I have a Mazda 13b; 3 primary moving parts in the power section (then the oil pump and pressure regulators, I suppose you could count the thermostat and water pump).
Before WWII sleeve valve engines were all the rage (right Guy?) I had a small glow engine with a rotary sleeve valve in the head. I had to get it 'just because'.
mm, there were a whole series of them, from aspin, rochester, lanchester, corliss, everything from half crankshaft speed to a sixth, but ultimately they all had the same problems, gas sealing and oil consumption, which is the wankels big weakness too, when those vane tips wear you're screwed....
the poppet valve still survives because it has the least gas sealing and oil consumption problems, except for the turbine, which is the best of all worlds, if fuel is unlimited and cheap.
commercial fusion power at unlimited (effectively) capacity used to make hydrogen used to run turbines would be the best of all worlds.
we have other problems first though.
in the 1920's western farmers used to produce about 2000 calories worth of food for every calorie from "industrialisation" used, whether that be tractor fuel, electricity, fertiliser or simply pumped water.
in the 1970's that ratio had dropped to parity, one calorie input for every calorie produced
now in the 2000's we are inputting around 2000 calories per calorie of food produced.
these are facts people, ask any of the farmers on here why it is hard to make a living, it ain't cos of the wage bill.
sure, if you own land that is fertile you can go off grid with your lister, grow canola to get diesel to run the lister and tractor, then you'll have to forego those fertilisers that come in bags and re-learn the old ways and crop rotation, learn food storage and preservation, accept that all foods are now seasonal, and take a massive drop in yield per acre, including your canola crop.
solyent green is people
I think anyone who thinks owning a lister is going to save them from anything other than a temporary outage of a few days, or offers them anything other than a way to cut an existing energy bill by a given percentage, is deluding themselves.
when things get in short supply the best place to be is not sat on top of whatever is in short supply, ask the iraquis today, ask the black slaves of the past (short supply was cheap unskilled labour) ask the native american aboriginals, short supply was land for ranching and railroads and so on.
the only things that can't be taken from you if there is a shortage is some sort of specialist skill, I can trace every single generation of my family history for 1000 years, name every last one of them, we as a family have been everywhere, where the action was, up until the industrial revolution we were hard rock miners (some still were afterwards too, but many took to the new trades that were created)

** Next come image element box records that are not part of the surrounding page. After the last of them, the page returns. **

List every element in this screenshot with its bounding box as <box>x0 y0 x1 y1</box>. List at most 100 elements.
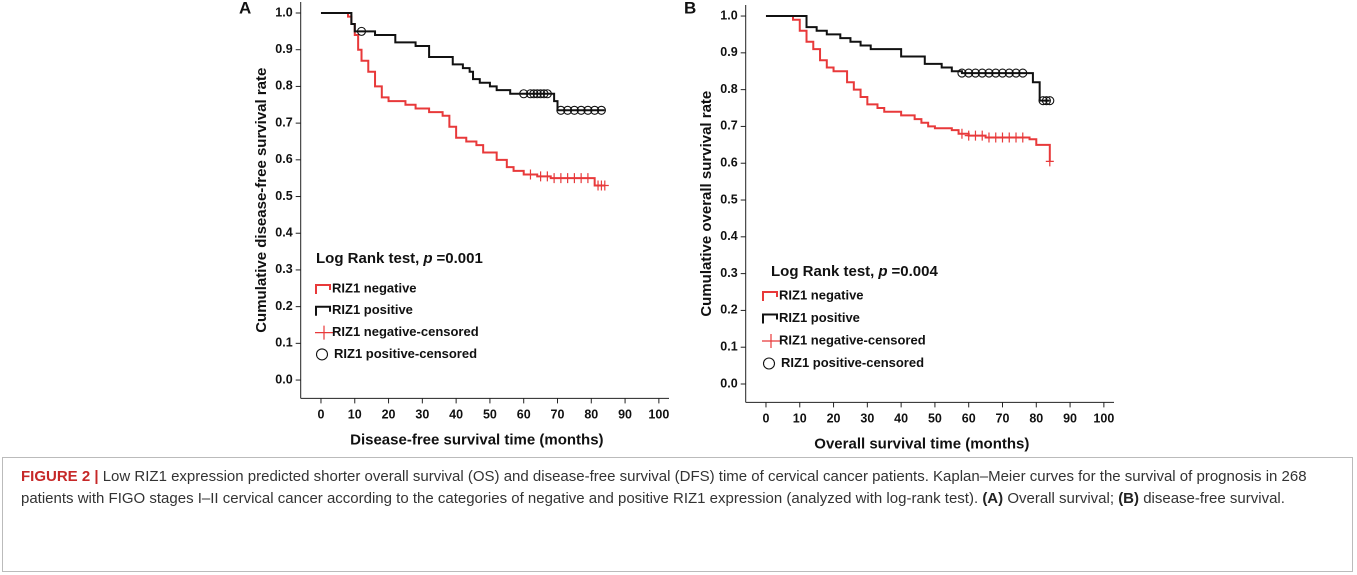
censor-mark <box>970 68 981 78</box>
censor-mark <box>550 173 559 184</box>
censor-mark <box>576 105 586 115</box>
censor-mark <box>596 105 606 115</box>
x-tick-label: 20 <box>827 412 841 426</box>
censor-mark <box>1038 96 1048 106</box>
x-tick-label: 80 <box>584 408 598 422</box>
y-tick-label: 1.0 <box>275 5 292 19</box>
legend-label: RIZ1 positive-censored <box>781 355 924 370</box>
censor-mark <box>978 130 987 141</box>
censor-mark <box>556 173 565 184</box>
y-tick-label: 0.4 <box>275 226 292 240</box>
panel-letter: B <box>684 0 696 17</box>
annotation-part: =0.004 <box>892 263 939 280</box>
censor-mark <box>539 89 549 99</box>
caption-text: Low RIZ1 expression predicted shorter ov… <box>21 468 1307 507</box>
x-tick-label: 70 <box>996 412 1010 426</box>
y-tick-label: 0.0 <box>275 372 292 386</box>
censor-mark <box>526 169 535 180</box>
censor-mark <box>1011 68 1021 78</box>
censor-mark <box>563 105 573 115</box>
censor-mark <box>997 68 1008 78</box>
panel-b-text: disease-free survival. <box>1143 490 1285 507</box>
legend-label: RIZ1 positive-censored <box>334 346 477 361</box>
survival-curve <box>320 12 605 187</box>
survival-curve <box>320 12 605 112</box>
legend-label: RIZ1 negative <box>332 280 417 295</box>
censor-mark <box>525 89 536 99</box>
censor-mark <box>563 173 572 184</box>
log-rank-annotation: Log Rank test, p =0.001 <box>316 250 483 267</box>
censor-mark <box>971 130 980 141</box>
legend-swatch <box>315 305 331 316</box>
x-tick-label: 30 <box>415 408 429 422</box>
x-tick-label: 10 <box>348 408 362 422</box>
y-axis-label: Cumulative disease-free survival rate <box>253 68 270 333</box>
legend-label: RIZ1 positive <box>779 310 860 325</box>
log-rank-annotation: Log Rank test, p =0.004 <box>771 263 938 280</box>
legend-label: RIZ1 negative-censored <box>332 324 479 339</box>
censor-mark <box>583 173 592 184</box>
censor-mark <box>984 68 994 78</box>
x-tick-label: 90 <box>1063 412 1077 426</box>
censor-mark <box>991 132 1000 143</box>
survival-curve <box>765 15 1051 162</box>
y-tick-label: 0.7 <box>275 115 292 129</box>
censor-mark <box>542 89 552 99</box>
censor-mark <box>600 180 609 191</box>
x-tick-label: 80 <box>1029 412 1043 426</box>
annotation-part: Log Rank test, <box>316 250 419 267</box>
y-tick-label: 0.8 <box>720 82 737 96</box>
x-axis-label: Overall survival time (months) <box>814 435 1029 452</box>
x-tick-label: 100 <box>648 408 669 422</box>
legend-label: RIZ1 negative <box>779 287 864 302</box>
censor-mark <box>543 171 552 182</box>
caption: FIGURE 2 | Low RIZ1 expression predicted… <box>2 457 1353 572</box>
censor-mark <box>583 105 593 115</box>
censor-mark <box>1004 68 1014 78</box>
censor-mark <box>356 26 367 36</box>
x-tick-label: 70 <box>551 408 565 422</box>
censor-mark <box>1012 132 1021 143</box>
x-tick-label: 40 <box>449 408 463 422</box>
legend-swatch <box>762 313 778 324</box>
censor-mark <box>577 173 586 184</box>
annotation-part: p <box>422 250 432 267</box>
censor-mark <box>964 130 973 141</box>
y-tick-label: 0.8 <box>275 79 292 93</box>
x-tick-label: 10 <box>793 412 807 426</box>
y-tick-label: 1.0 <box>720 8 737 22</box>
censor-mark <box>532 89 542 99</box>
y-tick-label: 0.5 <box>275 189 292 203</box>
y-tick-label: 0.0 <box>720 376 737 390</box>
x-tick-label: 60 <box>962 412 976 426</box>
x-tick-label: 0 <box>317 408 324 422</box>
legend-swatch <box>762 291 778 301</box>
censor-mark <box>569 105 579 115</box>
censor-mark <box>590 105 600 115</box>
legend-swatch <box>315 325 333 340</box>
figure: A 0.0 0.1 0.2 0.3 0.4 0.5 0.6 0.7 0.8 0.9 1.0 0 10 20 3… <box>239 0 1114 452</box>
y-tick-label: 0.3 <box>275 262 292 276</box>
censor-mark <box>1045 96 1055 106</box>
y-tick-label: 0.2 <box>720 303 737 317</box>
figure-label: FIGURE 2 | <box>21 468 99 485</box>
censor-mark <box>519 89 529 99</box>
censor-mark <box>1018 132 1027 143</box>
y-tick-label: 0.6 <box>720 156 737 170</box>
panel-letter: A <box>239 0 251 17</box>
y-tick-label: 0.3 <box>720 266 737 280</box>
y-tick-label: 0.6 <box>275 152 292 166</box>
x-tick-label: 50 <box>483 408 497 422</box>
y-tick-label: 0.1 <box>275 336 292 350</box>
y-tick-label: 0.7 <box>720 119 737 133</box>
y-tick-label: 0.4 <box>720 229 737 243</box>
censor-mark <box>536 171 545 182</box>
x-tick-label: 0 <box>762 412 769 426</box>
legend-swatch <box>762 357 776 370</box>
censor-mark <box>1045 156 1054 167</box>
censor-mark <box>991 68 1001 78</box>
y-tick-label: 0.5 <box>720 192 737 206</box>
x-tick-label: 30 <box>860 412 874 426</box>
panel-a-text: Overall survival; <box>1007 490 1115 507</box>
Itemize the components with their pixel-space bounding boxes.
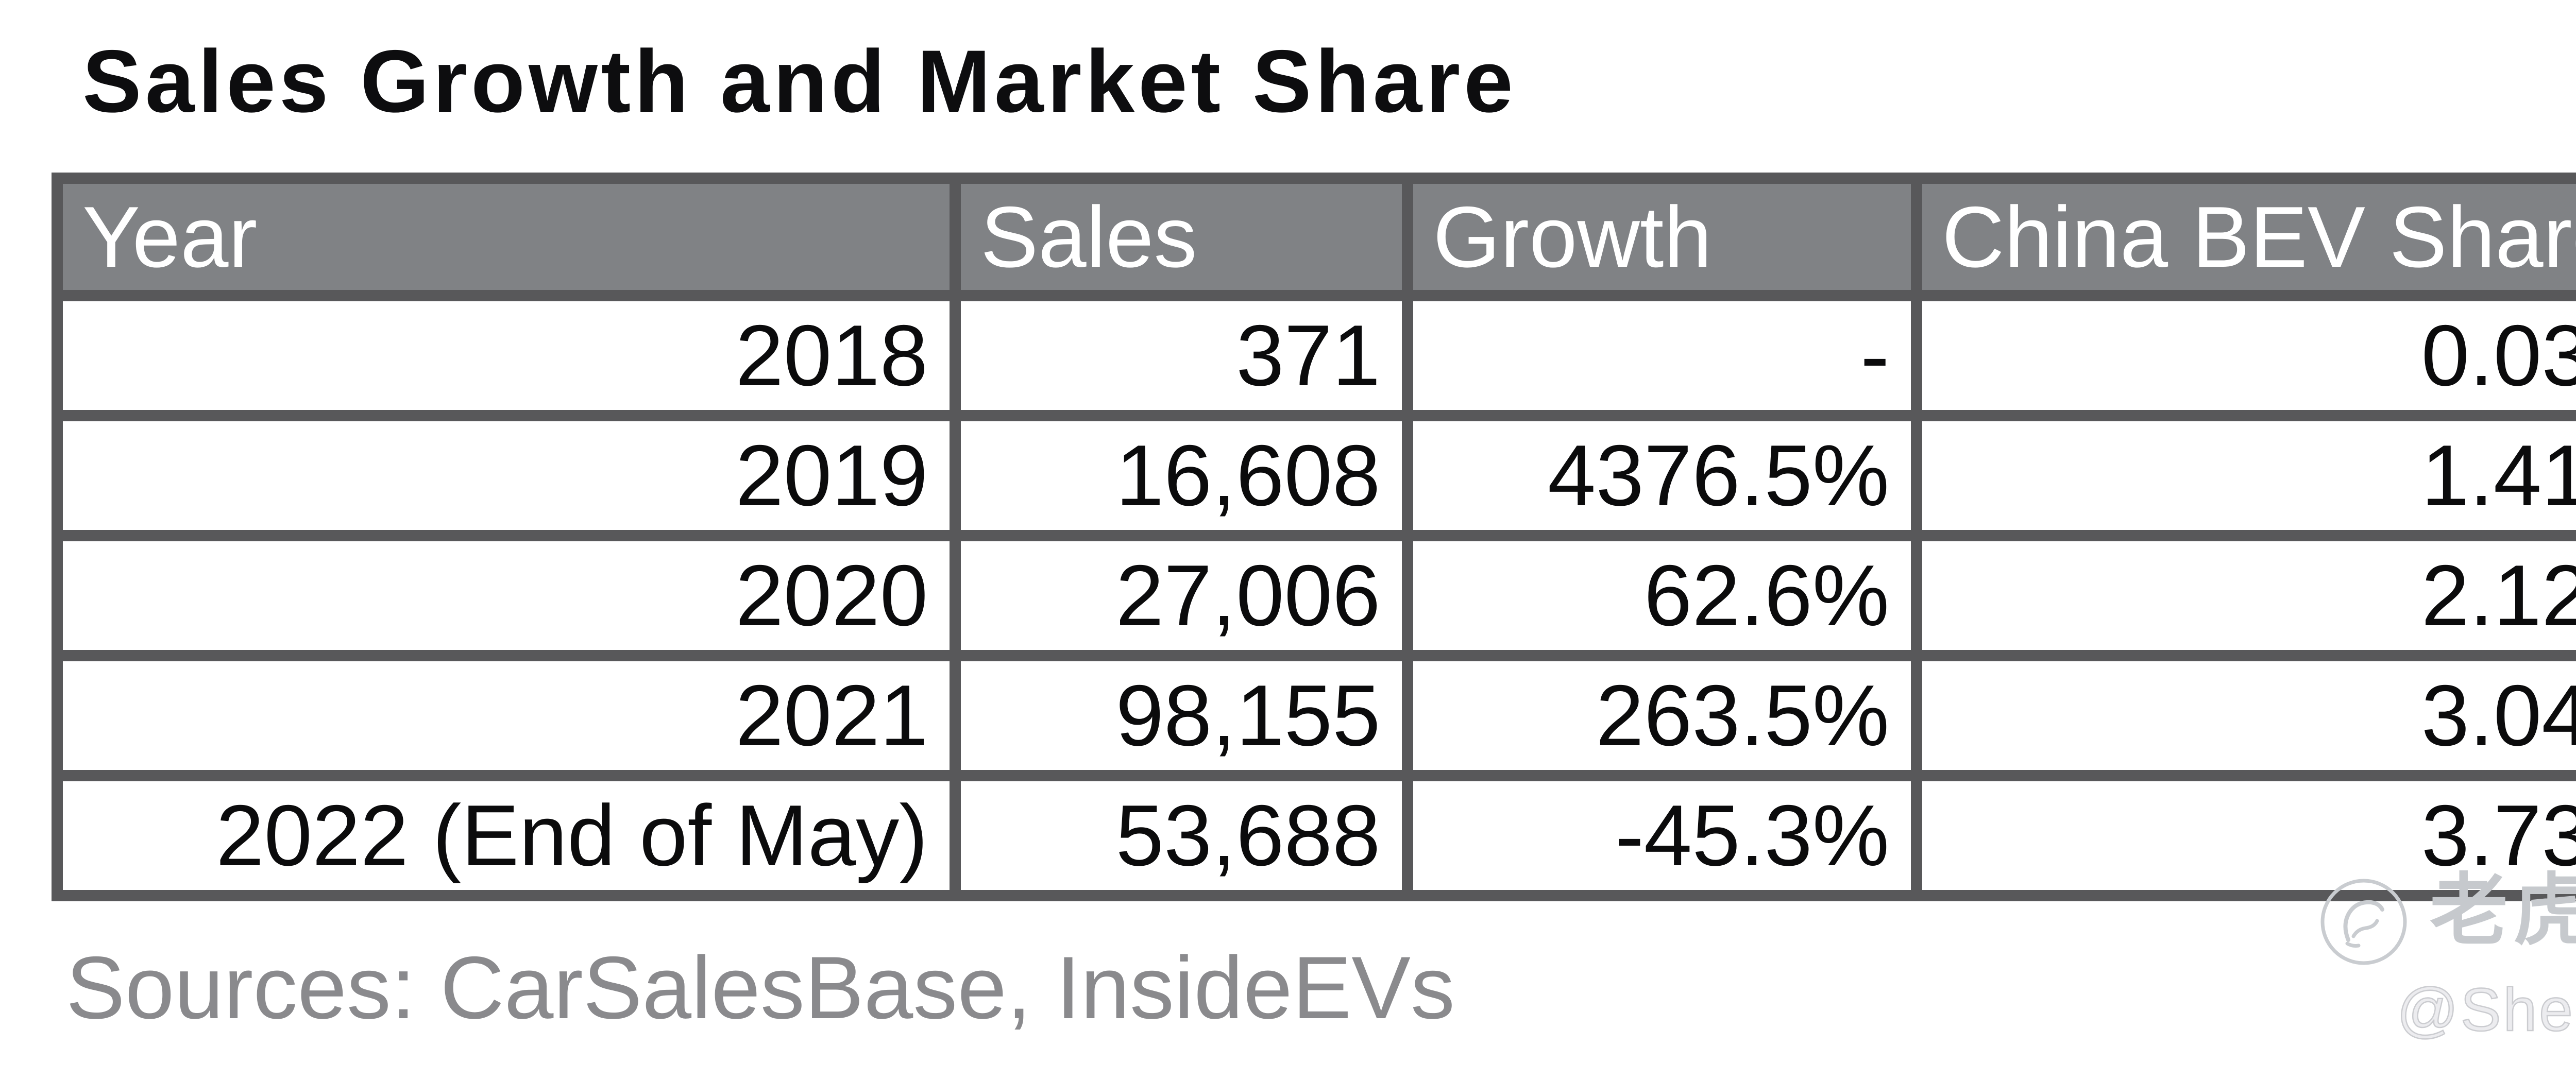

what owning a lister WILL give you is a set of skills that are as rare as rocking horse shit nowadays.
sure it's no mistake there is a HUGELY disproportionate number or marine engineers on here (eg any forum with more than zero of em) because after all a ship is a self contained civilisation, the only thing they don't do is make their own fuel, literally every last other trade or skill can be found afloat (yeah, even farming, hydrponic style on nuke subs) but the increasing specialisation means there are ever more main propulsion engineers who never touched the HVAC systems, or the potable and waste water systems, or the bunkering systems, or the generator rooms, etc etc etc.
lister gives you all that, and more.
it doesn't have to be economically, financially or energy budget viable, it is teach-yourself-shit-you-cannot-learn-anywhere-else
how many of you have though about going to
www.sherline.com and buying a small cnc mill and lathe?
you know what I want to do?
get an old milk float, mount the lister on it, self propelled semi mobile bloody everything.